In Under the Winter Sky, we have Ben Alvarez and Nora De Luca, no longer married but still living together in the same house. They barely see each other. The former couple are separated literally within the house, self-confined to their own areas. What they share is a room they avoid, a room filled with what might have been. The only other thing they share now, despite lingering feelings for one another, is Max, an adorable dog.
With a heavy heart, Ben realizes it is time to give up, and move on. Toward that end, he makes an offer on a house in Everwood, an hour away. That is the flashpoint for this touching small-town second-chance romance. As in the first entry, all is slowly revealed, past and present, through the alternating and sometimes overlapping narratives of Nora and Been. While this could become annoying in another writer’s hands, June Gray skillfully keeps each segment brief and interesting, filling in pieces of the romantic puzzle until the reader sees all, and knows all.
Warm and involving and real, this is head and shoulders above most stories in this vein because it is rendered by a writer with real talent. For the vast majority of the alternating narratives June Gray as writer does not exist, we are simply hearing a great story; if Somerset Maugham is to be believed, and I think he is, this is the greatest complement.
The narrative of Under the Winter Sky is gently but insistently compelling. It contains humor, small-town charm, tender feelings, even an endearing dog. Ben and Nora are a couple most readers will be rooting for, eager to keep turning pages so we can discover where and why it all went so wrong for these two.
Christmas wish cookies once seemed like magic, but something has changed. Married under a snowy sky, perhaps two hearts can find a way to once again make a try, and wishes can once again come true in this well-written atmospheric romance.
While Under the Snowy Sky is really wonderful, it does have a few elements which need to be addressed. Like the first, this series appears to be marketed as a cozy small-town romance. It is partially that, with a touch more substance than most in that genre. However, Under the Winter Sky contains a couple of scenes many readers don’t normally associate with cozy, second-chance romances released around the holidays.
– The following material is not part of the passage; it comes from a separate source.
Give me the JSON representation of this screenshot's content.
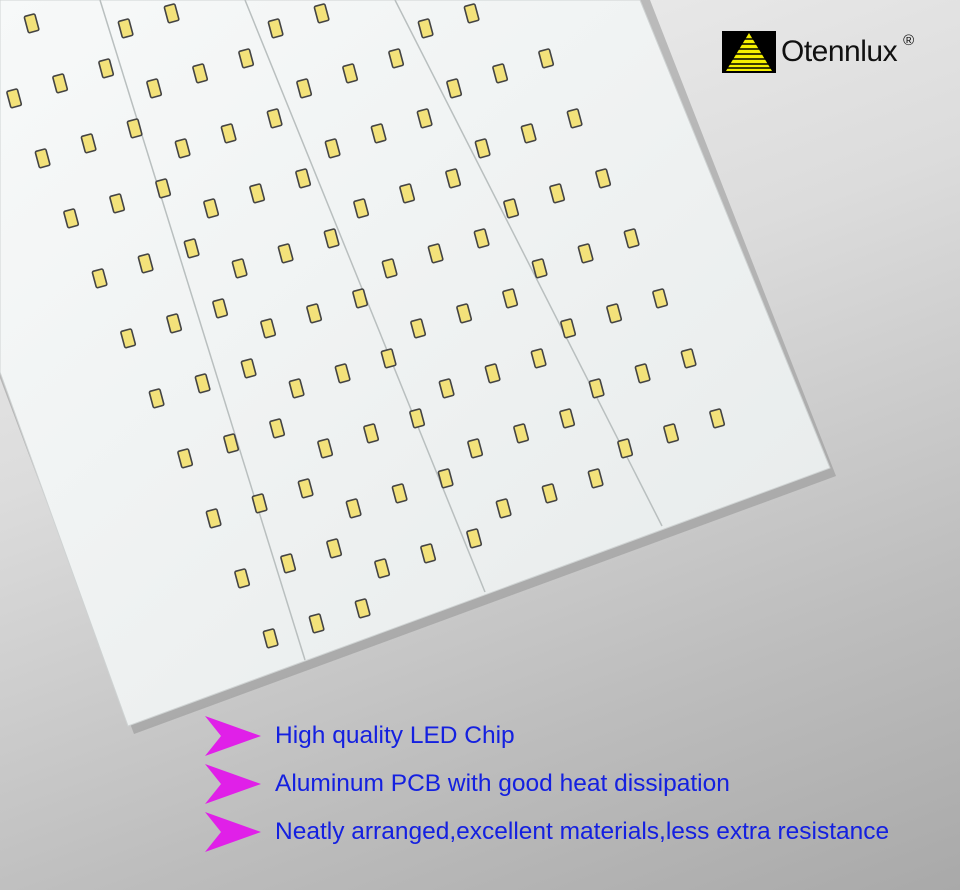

About a third of the way in or thereabouts we in fact get a full-on scene of intimacy from the past. Right up until it happened, I was certain the author was going to make it of the behind closed door variety — or at most, a softly alluded to scene using metaphors. Instead it was a moderately explicit scene, fully described. The problem was that it was almost diametrically opposed to the vibe of everything which had come before it. It was like walking through a gallery of low-country realists, strolling past Renoir and Vermeer, then being stopped dead in your tracks because hanging next to Vermeer is a portrait of a can of soup.
It was only a blip, but it was a jarring, initially irritating one, and it took me by surprise. Nothing I’d read leading up to that moment suggested this story would go there; in fact, the story’s vibe was just the opposite. It ended up taking me a section or two to fully immerse myself back into the narrative’s charming spell.
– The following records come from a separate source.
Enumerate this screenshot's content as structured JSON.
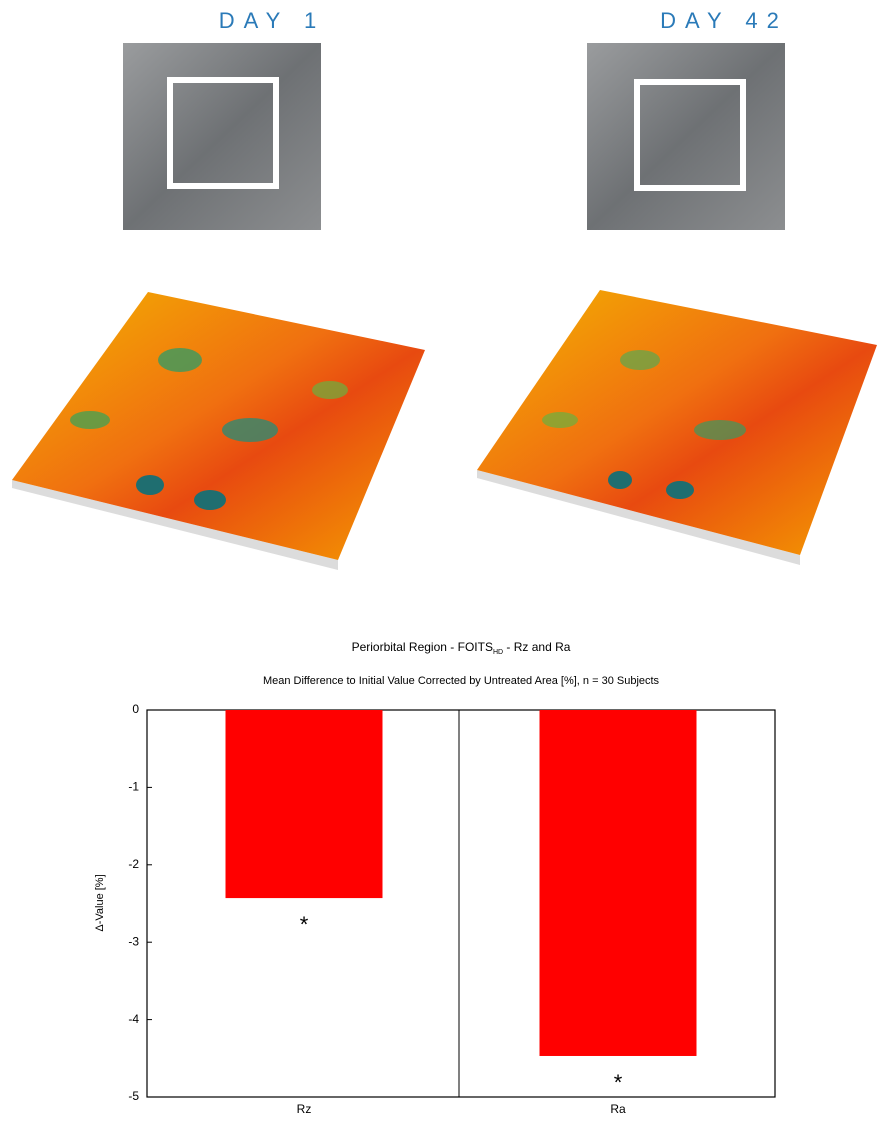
{
  "panels": {
    "left_label": "DAY 1",
    "right_label": "DAY 42"
  },
  "chart_data": {
    "type": "bar",
    "title": "Periorbital Region - FOITS",
    "title_subscript": "HD",
    "title_suffix": " - Rz and Ra",
    "subtitle": "Mean Difference to Initial Value Corrected by Untreated Area [%], n = 30 Subjects",
    "y_label": "Δ-Value [%]",
    "categories": [
      "Rz",
      "Ra"
    ],
    "values": [
      -2.43,
      -4.47
    ],
    "color": "#ff0000",
    "annotations": [
      "*",
      "*"
    ],
    "ylim": [
      -5,
      0
    ],
    "yticks": [
      0,
      -1,
      -2,
      -3,
      -4,
      -5
    ]
  }
}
Some time later we get a second scene of intimacy, taking place on a blanket under the open sky. This one is romantic and indeed rendered closed-door — much more in keeping with the style and vibe of the story.
Finally, very late in the narrative, we get a tender, passionate, beautifully rendered scene of intimacy, filled with a lot of emotions. At this juncture in the story, it felt much more natural, not something inserted to please a demographic. The latter interlude felt more like something that belonged. It is in fact that marvelously rendered later scene which reaffirmed my growing belief as I read that had Under the Winter Sky’s first foyer into this area been of the behind closed door variety, this already terrific small-town romance would have been even better, increasing the beauty and making even more impactful that third scene of intimacy.
It’s a minor quibble, but many readers often aren’t expecting this element in a cozy small-town romance, so deserve to know that it’s here. June Gray’s Under the Winter Sky is still getting five stars from me, because it’s very much a cut above what you normally get in this sub-genre. The writing is excellent, the story compelling, and the feels tangible in Under the Winter Sky. A splendid second entry in this series. Highly recommended.